Dans les tours d’un sanctuaire malkouthien, des millions d’azohim circulaient librement. Aucun gardien ne les accompagnait. Elles discutaient, riaient, échangeaient avec le tout venant, se révélant aux yeux de tous. Certaines portaient des armures, des armes, et circulaient en petits contingents, comme le faisaient habituellement les puissances. Elles maintenaient l’ordre, fermement, face à la frénésie de la foule. D’autres portaient d’élégantes chasubles noires et accordaient des bénédictions à ceux qui leur demandaient, comme le faisaient les séraphins. La lumière environnante passait dans leurs halos cristallins, illuminant le monde. Sur les scènes des théâtres et des salles de concerts, elles jouaient, chantaient, dansaient, comme des principautés. Elles affichaient sans complexes leur beauté, leur sensualité.

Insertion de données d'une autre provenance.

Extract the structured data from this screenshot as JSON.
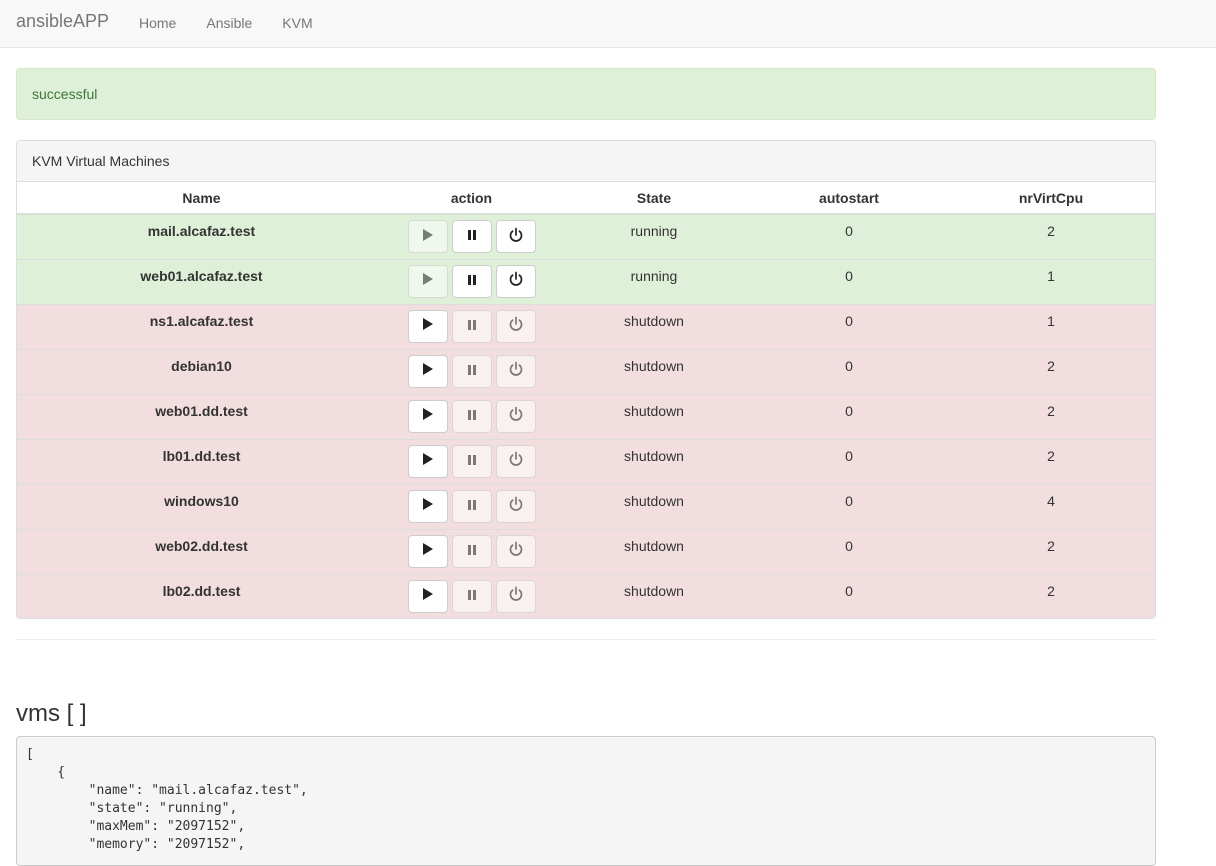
{
  "navbar": {
    "brand": "ansibleAPP",
    "links": [
      "Home",
      "Ansible",
      "KVM"
    ]
  },
  "alert": {
    "text": "successful"
  },
  "panel": {
    "title": "KVM Virtual Machines",
    "columns": [
      "Name",
      "action",
      "State",
      "autostart",
      "nrVirtCpu"
    ],
    "rows": [
      {
        "name": "mail.alcafaz.test",
        "state": "running",
        "autostart": "0",
        "nrVirtCpu": "2",
        "status": "success"
      },
      {
        "name": "web01.alcafaz.test",
        "state": "running",
        "autostart": "0",
        "nrVirtCpu": "1",
        "status": "success"
      },
      {
        "name": "ns1.alcafaz.test",
        "state": "shutdown",
        "autostart": "0",
        "nrVirtCpu": "1",
        "status": "danger"
      },
      {
        "name": "debian10",
        "state": "shutdown",
        "autostart": "0",
        "nrVirtCpu": "2",
        "status": "danger"
      },
      {
        "name": "web01.dd.test",
        "state": "shutdown",
        "autostart": "0",
        "nrVirtCpu": "2",
        "status": "danger"
      },
      {
        "name": "lb01.dd.test",
        "state": "shutdown",
        "autostart": "0",
        "nrVirtCpu": "2",
        "status": "danger"
      },
      {
        "name": "windows10",
        "state": "shutdown",
        "autostart": "0",
        "nrVirtCpu": "4",
        "status": "danger"
      },
      {
        "name": "web02.dd.test",
        "state": "shutdown",
        "autostart": "0",
        "nrVirtCpu": "2",
        "status": "danger"
      },
      {
        "name": "lb02.dd.test",
        "state": "shutdown",
        "autostart": "0",
        "nrVirtCpu": "2",
        "status": "danger"
      }
    ]
  },
  "vms_section": {
    "title": "vms [ ]",
    "json_text": "[\n    {\n        \"name\": \"mail.alcafaz.test\",\n        \"state\": \"running\",\n        \"maxMem\": \"2097152\",\n        \"memory\": \"2097152\","
  },
  "icons": {
    "play": "play-icon",
    "pause": "pause-icon",
    "power": "power-icon"
  },
  "colors": {
    "success_row": "#dff0d8",
    "danger_row": "#f2dede",
    "alert_text": "#3c763d"
  }
}
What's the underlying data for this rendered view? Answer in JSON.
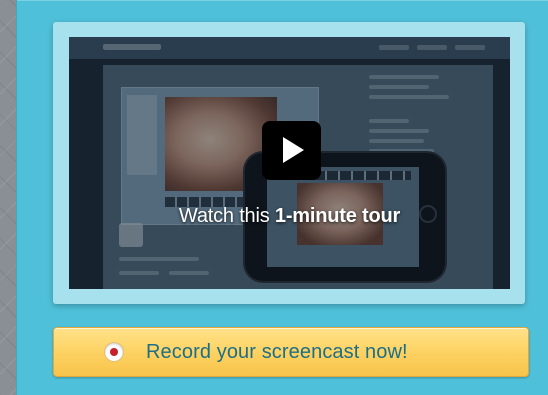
{
  "video": {
    "tour_text_prefix": "Watch this ",
    "tour_text_bold": "1-minute tour"
  },
  "record": {
    "label": "Record your screencast now!"
  },
  "colors": {
    "panel": "#4fc0d9",
    "frame": "#a8e1ee",
    "button_gradient_top": "#ffe28a",
    "button_gradient_bottom": "#f7c44a",
    "button_text": "#1c6f86",
    "record_dot": "#c8202a"
  },
  "icons": {
    "play": "play-icon",
    "record": "record-icon"
  }
}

En nageant dans les souvenirs, Ophélia découvrit des espaces inédits du sanctuaire. Elle découvrit des cathédrales de cristal noir, immenses caverneuses. Une odeur de miel et de fleur parfumait l’air. Le sol était fait de terre battue, et parcourut de ruisseaux. Un paysage bien différent des tempêtes de feu des cathédrales des élohim. L’atmosphère ici était particulièrement accueillante, si bien qu’Ophélia resta longtemps dans cette vision. De grandes bannières bleues et rouges drapaient les allées. Là, les azohim prêtresses faisaient office, priant la part passive du Créateur : AZ. 

“AZ, Mère de la Création

Prends-nous dans ton étreinte, baigne-nous de ton Reflet

Car quand EL éclaire, c’est toi qui donnes forme,

Toi, cristal silencieux, amplifies son éclat.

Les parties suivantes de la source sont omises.